2024 Abstracts

Ectomycorrhizal Production Phenology Follows Roots but Varies by Host Tree Species

Authors

Nicholas Medina1* (nmedina@mortonarb.org), Kelsey Patrick2, Marvin Lo1, Newton Tran1, Colleen Iversen3, Peter Kennedy4, M. Luke McCormack1

Institutions

1Center for Tree Science, Morton Arboretum, Lisle, IL; 2Biological Sciences, University of Illinois, Chicago, IL; 3Oak Ridge National Laboratory, Oak Ridge, TN; 4Plant and Microbial Biology, University of Minnesota, Minneapolis, MN;

Abstract

Mycorrhizal symbioses account for 15 to 45% of forest productivity, but empirical estimates remain uncertain. Belowground phenology, which differs notably in timing from leaf production, constrains the temporal distribution of carbon allocation to roots and fungi. Mycorrhizal root and hyphal production can also differ by plant functional type, tree and fungal species, and environmental conditions. To improve the collective ability to model land carbon dynamics, researchers are measuring mycorrhizal fungal phenology with monthly sampling of roots and soils across a diverse set of 10 monodominant stands of common temperate tree species at the Morton Arboretum in Chicago, IL, U.S. Annual sampling dates align with key tree phenophases and span a broad range of typical soil moisture and temperature values for temperate forests, including a drought period followed by a pulse rain event.

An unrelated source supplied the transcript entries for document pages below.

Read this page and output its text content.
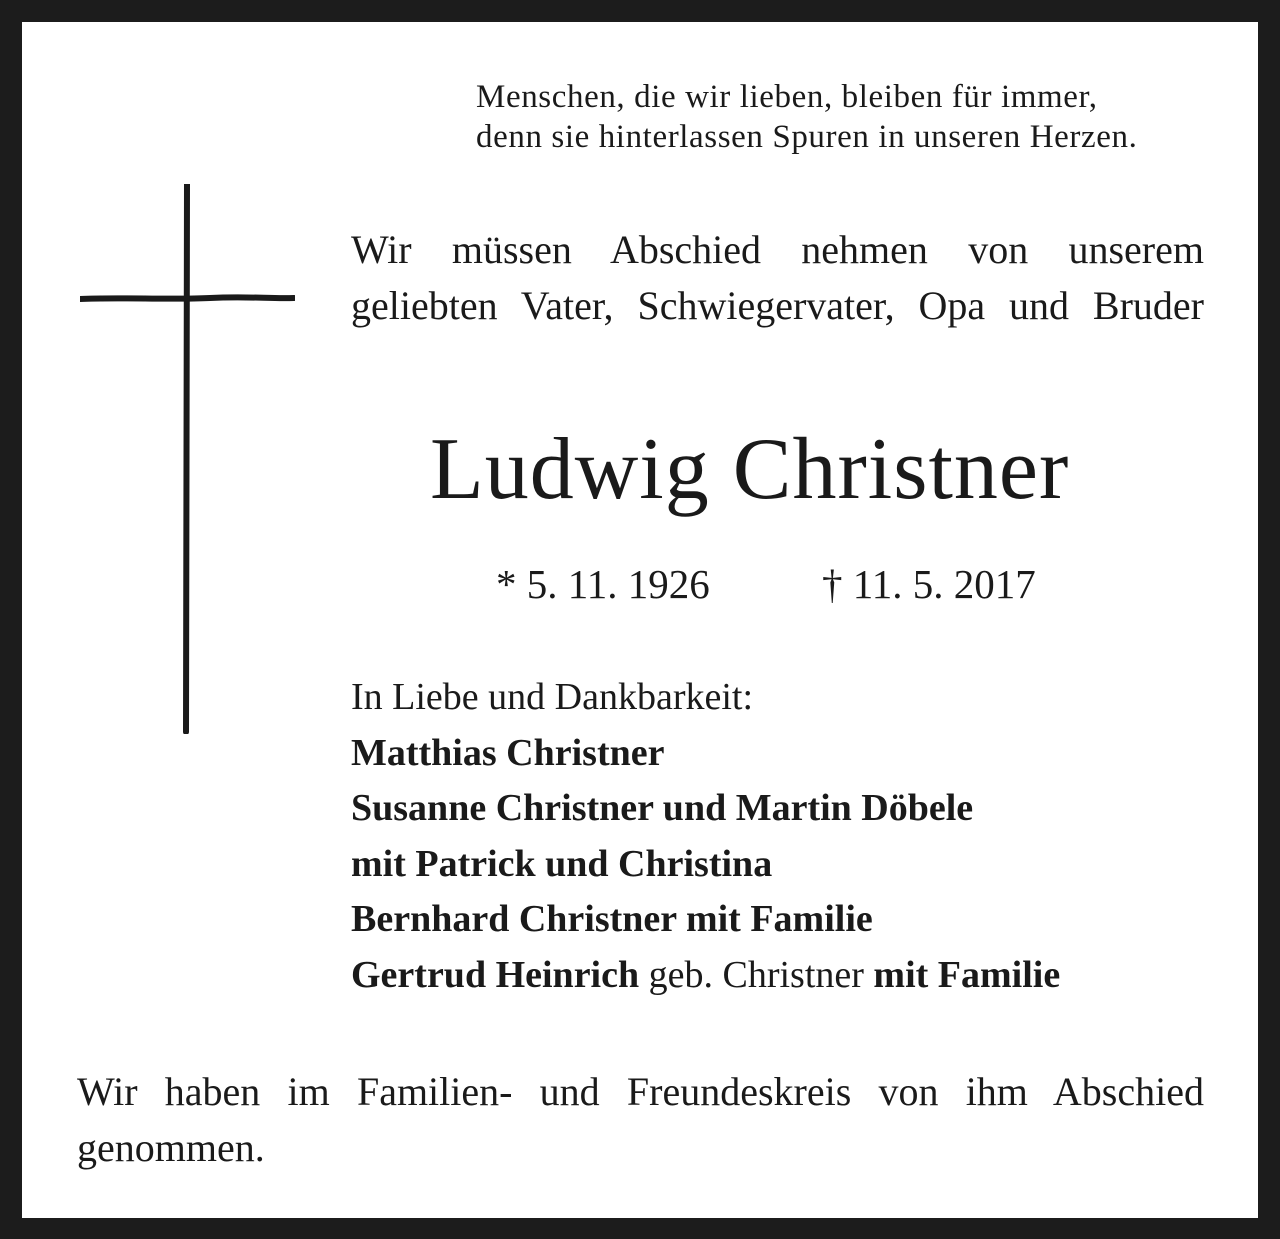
Menschen, die wir lieben, bleiben für immer,
denn sie hinterlassen Spuren in unseren Herzen.
Wir müssen Abschied nehmen von unserem
geliebten Vater, Schwiegervater, Opa und Bruder
Ludwig Christner
* 5. 11. 1926	† 11. 5. 2017
In Liebe und Dankbarkeit:
Matthias Christner
Susanne Christner und Martin Döbele
mit Patrick und Christina
Bernhard Christner mit Familie
Gertrud Heinrich geb. Christner mit Familie
Wir haben im Familien- und Freundeskreis von ihm Abschied
genommen.
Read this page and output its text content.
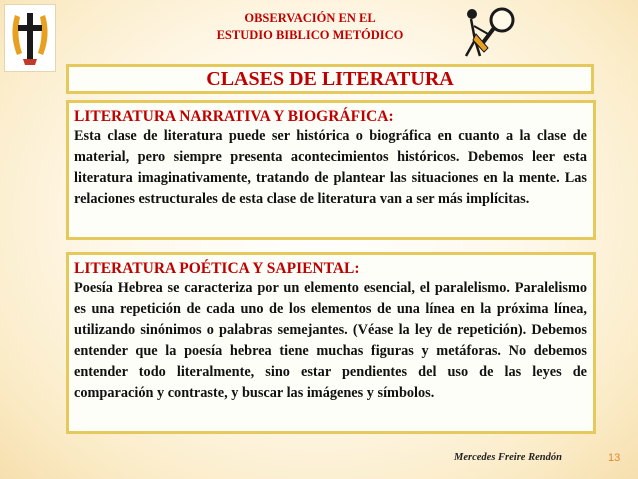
OBSERVACIÓN EN EL
ESTUDIO BIBLICO METÓDICO
CLASES DE LITERATURA
LITERATURA NARRATIVA Y BIOGRÁFICA:

Esta clase de literatura puede ser histórica o biográfica en cuanto a la clase de material, pero siempre presenta acontecimientos históricos. Debemos leer esta literatura imaginativamente, tratando de plantear las situaciones en la mente. Las relaciones estructurales de esta clase de literatura van a ser más implícitas.

LITERATURA POÉTICA Y SAPIENTAL:

Poesía Hebrea se caracteriza por un elemento esencial, el paralelismo. Paralelismo es una repetición de cada uno de los elementos de una línea en la próxima línea, utilizando sinónimos o palabras semejantes. (Véase la ley de repetición). Debemos entender que la poesía hebrea tiene muchas figuras y metáforas. No debemos entender todo literalmente, sino estar pendientes del uso de las leyes de comparación y contraste, y buscar las imágenes y símbolos.

Mercedes Freire Rendón	13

The team estimates hyphal production via minirhizotron image scans and qPCR and identify mycorrhizal fungal community shifts with high-throughput amplicon sequencing.

Overall, mycorrhizal root and hyphal production is seasonal, and appears to vary more strongly by tree species than by plant functional type. Net hyphal production peaks in mid-fall, after soils begin to rewet following mid-summer dry down. Ectomycorrhizal hyphae and rhizomorphs peak in production either after or in synchrony with peak fine root production, depending on the specific host tree species. In some cases, a peak in rhizomorph production in spring with little hyphal growth was observed. Researchers expect peak hyphal diversity and production in fall, and for this to be dominated by a few ectomycorrhizal fungal genera, including Lactarius, Suillus, or Amanita as in some previous studies. Future work will link below- and aboveground tree phenology as well as identify drivers of intra- and inter-annual compositional shifts in mycorrhizal fungal communities.